Earlier this week, both sides sought unity in The Hague, where Obama and Germany, France, Britain and Italy, along with Japan and Canada, warned Russia it faced damaging economic sanctions if Moscow took further action to destabilise Ukraine following its seizure and annexation of Crimea.
Ukraine will be foremost in discussions on Wednesday in light of the EU’s efforts to scale back its imports of Russian energy. Russia provides around one third of the EU’s oil and gas and some 40 percent of the gas is shipped through Ukraine.
EU leaders dedicated part of a summit to the issue last week and German Chancellor Angela Merkel said she supported asking Obama to relax restrictions on exports of U.S. gas.
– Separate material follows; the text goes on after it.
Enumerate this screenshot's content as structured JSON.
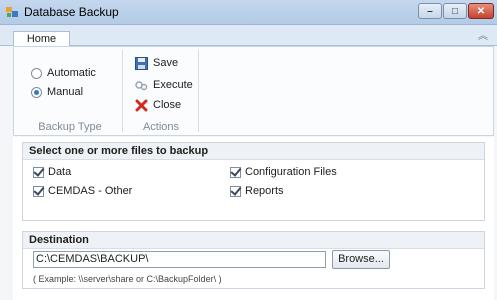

One way to do that is through the proposed free-trade agreement between the United States and the European Union, which would be the world’s biggest accord of its kind, dubbed the Transatlantic Trade and Investment Partnership, or TTIP.
“We should have an ambitious chapter on energy in the TTIP,” EU Trade Commissioner Karel De Gucht, who will attend the summit, said at the weekend, referring to EU demands for a clear framework setting out U.S. commitments on gas exports.
The issue will also be discussed next week at a special EU-U.S. Energy Council, officials said.
In the wake of the worst financial crisis since the Great Depression, EU governments and the Obama administration see a deep and broad free-trade deal as the best way to create jobs, removing burdens and customs duties on businesses.
They say a “21st century” trade pact encompassing almost half the world’s economy could generate $100 billion in additional economic output a year on both sides of the Atlantic and set the standards for global business before China does.
The European Union and the United States already trade almost $3 billion in goods and services each day, and by thickening economic ties, the pact could create a market of 800 million people where business could be done freely.
But eight months into talks, public hostility is growing at the idea of unfettered transatlantic commerce, while negotiators remain far apart on many issues.
Reports of U.S. National Security Agency spying in Europe have combined with concerns about the damage to food safety and the environment under a free-trade pact. In both the United States and Europe, unions also worry about lost jobs or lower working standards and say that a trade pact will serve only the interests of multinational companies.
Inside the negotiating rooms, other difficult issues include how to open up to each other’s markets, removing customs duties that cost companies billions of dollars each year, particularly automakers such as Ford and Volkswagen.
Washington and Brussels are at odds over an initial exchange of offers to open up markets and cut tariffs, with each saying the other has not been ambitious enough.
In an effort to overcome that, Obama, along with European Commission President Jose Manuel Barroso and European Council President Herman Van Rompuy will promise to remove all tariffs on bilateral trade, according to a draft of the summit’s joint declaration seen by Reuters.